Given that gratitude is being thankful for what we have in our lives, it all depends on the perspective we have in any given moment. Our perspective is often short and narrow. By default, our focus is zoomed up really close to what is happening in the personal sphere of our own life. Think of it like a camera lens - when our perspective is this narrow, we are focusing on and feeling what is right in front of us. This is a necessary perspective to engage and deal with what’s in front of us and to feel the fullness of our experiences. After all, it would be pretty hard to fully feel the connection with the person I am hugging, or to be immersed in the that task that I am completing, or to avoid colliding with the car slowing down in front of me, if my zoom lens is pulled back and I perceiving all of these occurrences from a distance.

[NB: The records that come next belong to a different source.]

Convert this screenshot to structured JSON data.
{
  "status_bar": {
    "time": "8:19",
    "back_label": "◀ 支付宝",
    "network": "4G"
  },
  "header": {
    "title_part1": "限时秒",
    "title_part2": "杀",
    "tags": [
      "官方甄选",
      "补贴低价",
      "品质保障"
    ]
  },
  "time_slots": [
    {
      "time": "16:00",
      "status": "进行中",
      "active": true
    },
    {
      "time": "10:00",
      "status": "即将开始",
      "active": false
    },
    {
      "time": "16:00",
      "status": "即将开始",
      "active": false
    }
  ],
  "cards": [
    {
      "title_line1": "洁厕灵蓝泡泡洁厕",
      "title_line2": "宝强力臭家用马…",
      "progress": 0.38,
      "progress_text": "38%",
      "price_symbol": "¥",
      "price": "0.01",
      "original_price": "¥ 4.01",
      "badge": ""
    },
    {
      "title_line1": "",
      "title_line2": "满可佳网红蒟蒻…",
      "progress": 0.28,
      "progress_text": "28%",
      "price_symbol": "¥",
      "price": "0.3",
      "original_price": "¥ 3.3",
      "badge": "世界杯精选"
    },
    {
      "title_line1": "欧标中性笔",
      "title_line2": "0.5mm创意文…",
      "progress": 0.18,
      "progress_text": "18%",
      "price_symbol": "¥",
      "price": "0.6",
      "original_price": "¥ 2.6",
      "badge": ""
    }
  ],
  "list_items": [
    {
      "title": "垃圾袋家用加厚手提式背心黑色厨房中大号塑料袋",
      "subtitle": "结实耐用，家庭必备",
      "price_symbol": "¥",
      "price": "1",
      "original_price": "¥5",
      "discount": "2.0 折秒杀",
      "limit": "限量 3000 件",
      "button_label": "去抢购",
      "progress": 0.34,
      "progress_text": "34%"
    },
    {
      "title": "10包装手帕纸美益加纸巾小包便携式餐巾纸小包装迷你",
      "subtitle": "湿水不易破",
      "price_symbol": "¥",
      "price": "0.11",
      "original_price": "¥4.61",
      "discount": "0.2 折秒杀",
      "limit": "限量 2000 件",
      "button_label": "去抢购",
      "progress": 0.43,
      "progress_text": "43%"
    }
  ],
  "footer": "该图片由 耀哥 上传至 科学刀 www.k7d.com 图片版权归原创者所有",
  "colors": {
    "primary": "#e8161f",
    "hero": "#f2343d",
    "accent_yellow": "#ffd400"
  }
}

There are however, times when it is helpful for our lens to be zoomed out a little… or even a lot. To open up our perspective to what is happening beyond this moment, day or current situation. And at times to zoom out even further to look beyond the contents of our own lives and to capture the bigger context of the world that we are living in. To look at the ‘bigger picture’. This helps us to see beyond our own difficulties and to notice the situations of others. And it allows us to acknowledge the aspects of our lives that we may be grateful for, but we aren’t seeing at that moment because of our lens being too close. 

This zoomed out and bigger perspective does not mean that we are not still feeling the hardness in what we are dealing with right now. The hardness is still there. After all, we only experience distress about things that matter to us. Therefore, we need to allow those feelings to be there - to acknowledge their presence and be self-compassionate for how big they can feel in the orbit of our own lives.

Rather, the zoomed out perspective and acknowledging what else we can choose to be grateful for helps us to carry the hardness a little more easily. It helps us to see underneath and beyond it, and to look at the goodness in our life that is also there, just waiting to be seen. It is therefore not about minimising our experience, rather it’s about maximising the entirety of our experience. 

The key to gratitude is therefore knowing that we can zoom out when we need to. And when we do, allowing both the hardness and the goodness to be in our picture, together at the same time.